Back in the comics, Grace was introduced in 2003 as an Amazon who joins a new Outsiders team and, eventually, begins a relationship with Thunder. But since she’s an Amazon in the comics, her powers include super-strength, endurance and an improved healing rate and is a far cry from the Grace evolving on screen. As it happens, her apparent real name – Shay Li Wylde – suggests a connection to the 1990s Outsiders character named Wylde. He was, to a coin a term, a “werebear” and much like Grace (we’re going to use her chosen name for herself), had limited control of his powers as well.
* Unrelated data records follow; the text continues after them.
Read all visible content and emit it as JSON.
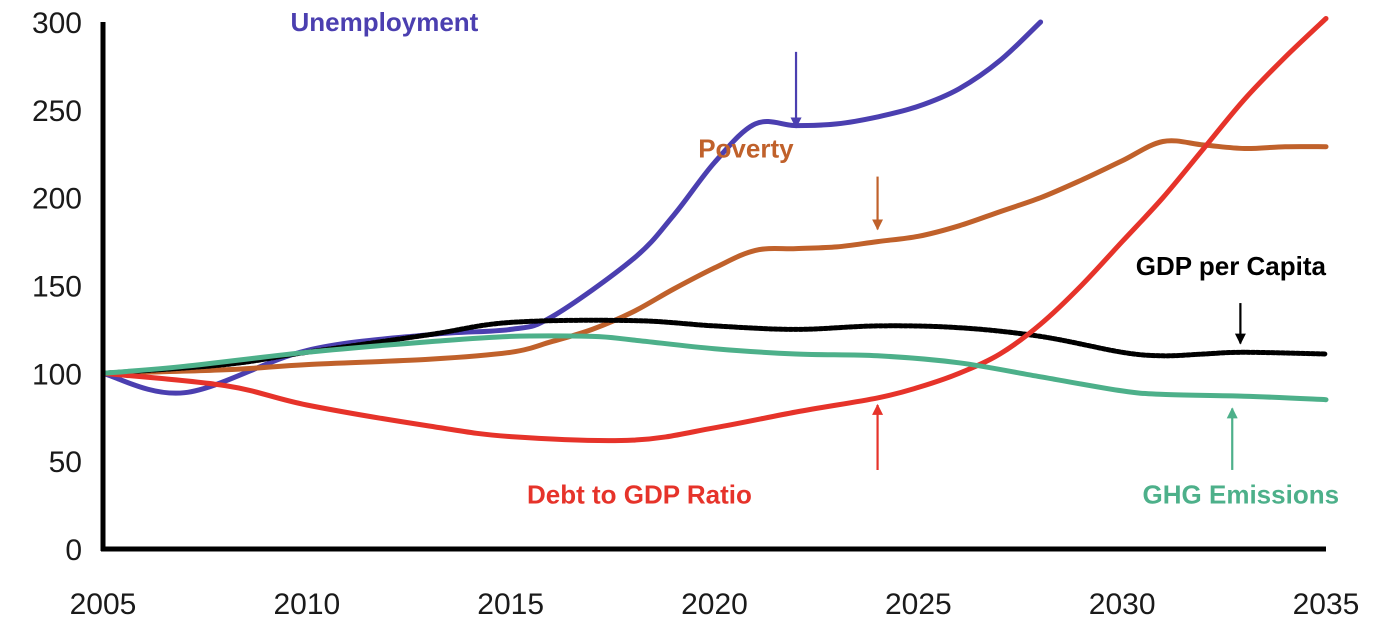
{
  "chart_data": {
    "type": "line",
    "title": "",
    "xlabel": "",
    "ylabel": "",
    "xlim": [
      2005,
      2035
    ],
    "ylim": [
      0,
      300
    ],
    "x_ticks": [
      "2005",
      "2010",
      "2015",
      "2020",
      "2025",
      "2030",
      "2035"
    ],
    "x_tick_values": [
      2005,
      2010,
      2015,
      2020,
      2025,
      2030,
      2035
    ],
    "y_ticks": [
      "0",
      "50",
      "100",
      "150",
      "200",
      "250",
      "300"
    ],
    "y_tick_values": [
      0,
      50,
      100,
      150,
      200,
      250,
      300
    ],
    "grid": false,
    "legend": "none",
    "series": [
      {
        "name": "Unemployment",
        "color": "#4b3fb0",
        "stroke_width": 5,
        "dash": "",
        "x": [
          2005,
          2007,
          2010,
          2013,
          2015,
          2016,
          2018,
          2019,
          2020,
          2021,
          2022,
          2023,
          2024,
          2025,
          2026,
          2027,
          2028
        ],
        "y": [
          100,
          89,
          113,
          122,
          125,
          132,
          165,
          190,
          220,
          242,
          241,
          242,
          246,
          252,
          262,
          278,
          300
        ]
      },
      {
        "name": "Poverty",
        "color": "#c0612b",
        "stroke_width": 5,
        "dash": "",
        "x": [
          2005,
          2008,
          2010,
          2013,
          2015,
          2016,
          2017,
          2018,
          2019,
          2020,
          2021,
          2022,
          2023,
          2024,
          2025,
          2026,
          2027,
          2028,
          2029,
          2030,
          2031,
          2032,
          2033,
          2034,
          2035
        ],
        "y": [
          100,
          102,
          105,
          108,
          112,
          118,
          125,
          135,
          148,
          160,
          170,
          171,
          172,
          175,
          178,
          184,
          192,
          200,
          210,
          221,
          232,
          230,
          228,
          229,
          229
        ]
      },
      {
        "name": "GDP per Capita",
        "color": "#000000",
        "stroke_width": 5,
        "dash": "3 2",
        "x": [
          2005,
          2008,
          2010,
          2013,
          2015,
          2018,
          2020,
          2022,
          2024,
          2026,
          2028,
          2030,
          2031,
          2032,
          2033,
          2035
        ],
        "y": [
          100,
          105,
          112,
          122,
          129,
          130,
          127,
          125,
          127,
          126,
          121,
          112,
          110,
          111,
          112,
          111
        ]
      },
      {
        "name": "Debt to GDP Ratio",
        "color": "#e6332a",
        "stroke_width": 5,
        "dash": "",
        "x": [
          2005,
          2008,
          2010,
          2013,
          2015,
          2018,
          2020,
          2022,
          2024,
          2025,
          2026,
          2027,
          2028,
          2029,
          2030,
          2031,
          2032,
          2033,
          2034,
          2035
        ],
        "y": [
          100,
          93,
          82,
          70,
          64,
          62,
          69,
          78,
          86,
          92,
          100,
          111,
          128,
          150,
          175,
          200,
          228,
          256,
          280,
          302
        ]
      },
      {
        "name": "GHG Emissions",
        "color": "#4db08a",
        "stroke_width": 5,
        "dash": "",
        "x": [
          2005,
          2007,
          2010,
          2013,
          2015,
          2017,
          2018,
          2020,
          2022,
          2024,
          2026,
          2028,
          2030,
          2031,
          2033,
          2035
        ],
        "y": [
          100,
          104,
          112,
          118,
          121,
          121,
          119,
          114,
          111,
          110,
          106,
          98,
          90,
          88,
          87,
          85
        ]
      }
    ],
    "annotations": [
      {
        "text": "Unemployment",
        "color": "#4b3fb0",
        "text_x": 2009.6,
        "text_y": 295,
        "anchor": "start",
        "arrow_from": [
          2022.0,
          283
        ],
        "arrow_to": [
          2022.0,
          240
        ]
      },
      {
        "text": "Poverty",
        "color": "#c0612b",
        "text_x": 2019.6,
        "text_y": 223,
        "anchor": "start",
        "arrow_from": [
          2024.0,
          212
        ],
        "arrow_to": [
          2024.0,
          182
        ]
      },
      {
        "text": "GDP per Capita",
        "color": "#000000",
        "text_x": 2035.0,
        "text_y": 156,
        "anchor": "end",
        "arrow_from": [
          2032.9,
          140
        ],
        "arrow_to": [
          2032.9,
          117
        ]
      },
      {
        "text": "Debt to GDP Ratio",
        "color": "#e6332a",
        "text_x": 2015.4,
        "text_y": 26,
        "anchor": "start",
        "arrow_from": [
          2024.0,
          45
        ],
        "arrow_to": [
          2024.0,
          82
        ]
      },
      {
        "text": "GHG Emissions",
        "color": "#4db08a",
        "text_x": 2030.5,
        "text_y": 26,
        "anchor": "start",
        "arrow_from": [
          2032.7,
          45
        ],
        "arrow_to": [
          2032.7,
          80
        ]
      }
    ]
  }
}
Hopefully, the third season will focus more time on her secret and offer her the opportunity to become more than an occasional guest character.
Watching Black Lightning and Lightning take down Tobias was a particularly satisfying moment of the program’s second season. But we’re already wondering how long it can last. Tobias is a slippery customer and subordinates are drawn to him – even if they should know better (R.I.P., Todd Green).
To us, it suggests Tobias will soon be running the ASA’s black site despite everything the watch commander told him in the closing moments of season 2. The Pit, more than anything else, looks like the sort of crucible Tobias Whale thrives in. It is just a question of time.
It is also a question of Tobias’s ill-defined abilities. While Dr. Jace (Jennifer Riker) created the serum which slowed his aging to a crawl, its side effects are not completely known. He seems to be bullet-proof and super strong, but it is unclear if these powers are derived from the serum – and therefore need a constant dosage to be maintained – or if they are inherent like Black Lightning’s abilities. If the latter, he will have no problem setting up a new empire from within the Pit. He may even find a new class of willing accomplices to throw at his arch enemy.
In the last moments of the finale, Odell deputizes Jeff, Jen, and Anissa into the ASA to fight the coming war against Markovia. Presumably, Freeland will be the battleground and the other surviving Pod Kids (and probably Khalil) will form a sort of ersatz Outsiders. Well, other Greg Berlanti–produced superhero shows on The CW would go that way, but Black Lighting eschews much of the Arrowverse’s rhyme and meter for its own storytelling style.
Nonetheless, it is clear the Pierces, now known to the ASA as metas, will have to deal with the agency in order to retain some modicum of their freedom. It is probably the very thing Odell believes will keep them in line. He used a similar tactic on Lynn (Christine Adams) throughout the second season. One imagines it will work for a time, even on Jennifer, but eventually Odell may find he needs more extreme measures; much in the same way he forced Wendy (Madison Bailey) into exerting much more of her abilities during a test.
Of course, the Lightning Family may still have one ace to play: Odell is seemingly unaware of Gambi (James Remar). He is still technically dead as he never found the culprits of the attempt on his life, which means the ASA may not have tabs on him. Assuming none of the Pierces addressed their man in the chair by name after Odell began spying on them, Gambi may prove vital to their escape from ASA control.
These are just a few of the things Black Lighting left us to ponder. There are other issues like the corruption Henderson (Damon Gupton) still faces within the Freeland PD. If working for the ASA takes up more of his time, Jeff may have to leave Garfield High behind again, imperiling its future. And then there’s Lala, whose living Hell may actually lead to some sort of redemption in the end. Black Lightning introduced a lot of interesting ideas – even if they are not always served well – and we can’t wait to see what becomes of them next year.